Masutha also revealed that no decision has been taken as yet regarding the future of embattled national director of public prosecutions (NDPP), Mxolisi Nxasana.
Masutha told journalists on Monday that he had been in liaison with President Jacob Zuma’s office about Nxasana, but a decision had not yet been taken by the president on what is the appropriate course of action.
Former justice minister Jeff Radebe reportedly instructed Nxasana to resign a few days before Zuma’s new Cabinet was announced. Nxasana had apparently not been given a security clearance because of past brushes with the law. He has refused to resign. In terms of the National Prosecuting Authority Act, the president has powers to initiate an inquiry and if needs be to instruct the suspension of the NDPP.
Masutha said Zuma’s ill health was not helping in expediting the Nxasana matter. “No action has been taken or decided on so far … that matter is still very much at hand. You will be aware that the president has not been well which has also not been very helpful in expediting the matter.”
Masutha, who has been in office for just two weeks, said he brought forward his “meet and greet” session with the NPA management to Monday because of “the widely publicised challenges at management level at the NPA that have been reported upon over the past week or two”.
“In the light of that, we have implored colleagues at the NPA [especially] at senior management level to desist on indulging in any activity that pre-empts, interferes or in any way disrupts the processes that I’ve just outlined in processing this matter.” Masutha said those officials who have authority to take disciplinary steps against others have also been warned.
He added that if the “media reports of the past weekend were anything to go by, they pointed to a situation at the NPA which characterises witch-hunts, plots and so on”.
“We are not necessarily restricting or restraining the people’s right to a freedom of expression nor are we seeking to limit the media’s right to media freedom. We really are saying, all of us should focus more on assisting the institution to achieve and maintain a level of tranquility especially at management level,” he said.

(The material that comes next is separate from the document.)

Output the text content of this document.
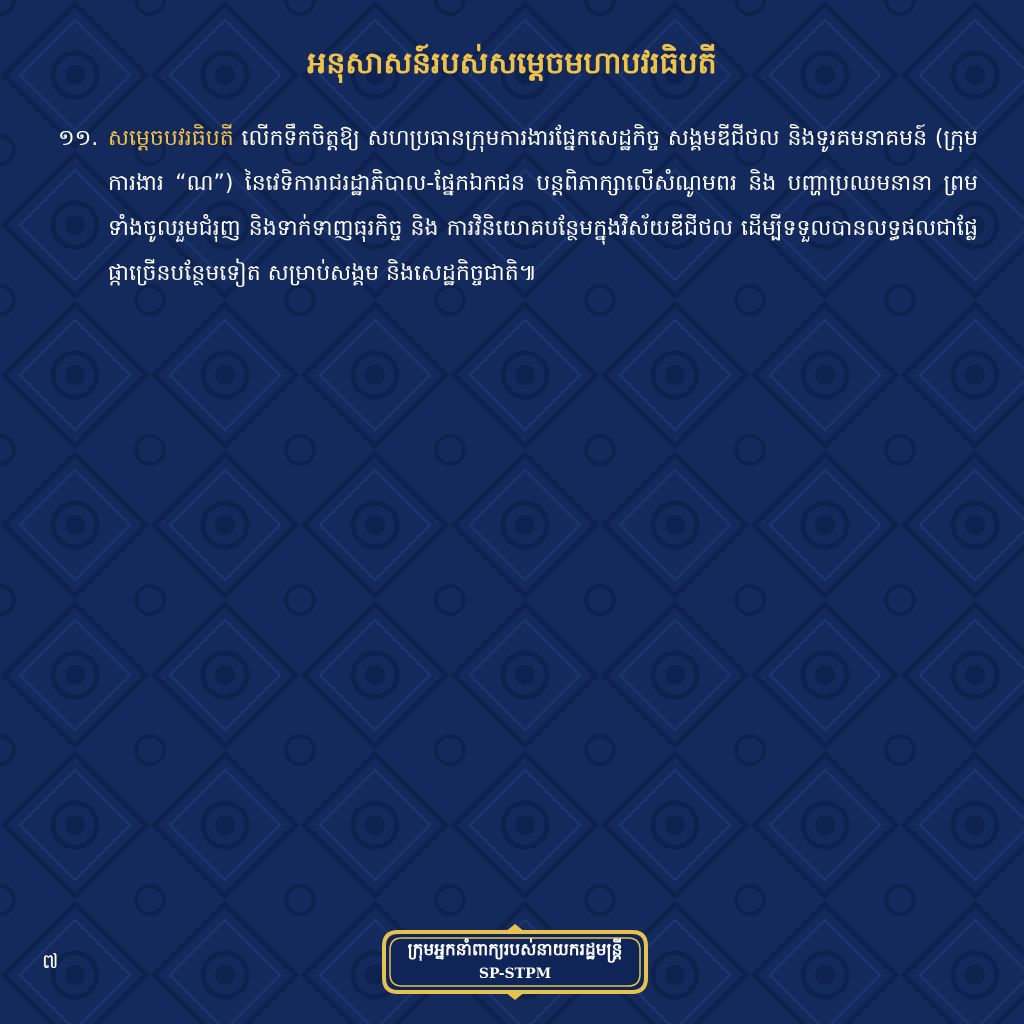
អនុសាសន៍របស់សម្តេចមហាបវរធិបតី
១១. សម្តេចបវរធិបតី លើកទឹកចិត្តឱ្យ សហប្រធានក្រុមការងារផ្នែកសេដ្ឋកិច្ច សង្គមឌីជីថល និងទូរគមនាគមន៍ (ក្រុមការងារ “ណ”) នៃវេទិការាជរដ្ឋាភិបាល-ផ្នែកឯកជន បន្តពិភាក្សាលើសំណូមពរ និង បញ្ហាប្រឈមនានា ព្រមទាំងចូលរួមជំរុញ និងទាក់ទាញធុរកិច្ច និង ការវិនិយោគបន្ថែមក្នុងវិស័យឌីជីថល ដើម្បីទទួលបានលទ្ធផលជាផ្លែផ្កាច្រើនបន្ថែមទៀត សម្រាប់សង្គម និងសេដ្ឋកិច្ចជាតិ៕
៧	ក្រុមអ្នកនាំពាក្យរបស់នាយករដ្ឋមន្ត្រី
SP-STPM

He described the meeting with the NPA senior managers as “a very amicable, frank and honest engagement”.
“I met first with the NDPP to accord him and to emphasise the point that Mr Nxasana is still very much the NDPP and head of the institution and still holds the whole authority relating to the running of the institution.
“My reading [of the NPA environment] is that everyone was comfortable and we emphasised that it was not an intervention but an interaction,” he said.
Masutha said no time frames had been set to deal with the Nxasana matter, especially due to Zuma’s ill health. He added that there were legal issues being examined to decide on a fair course of action.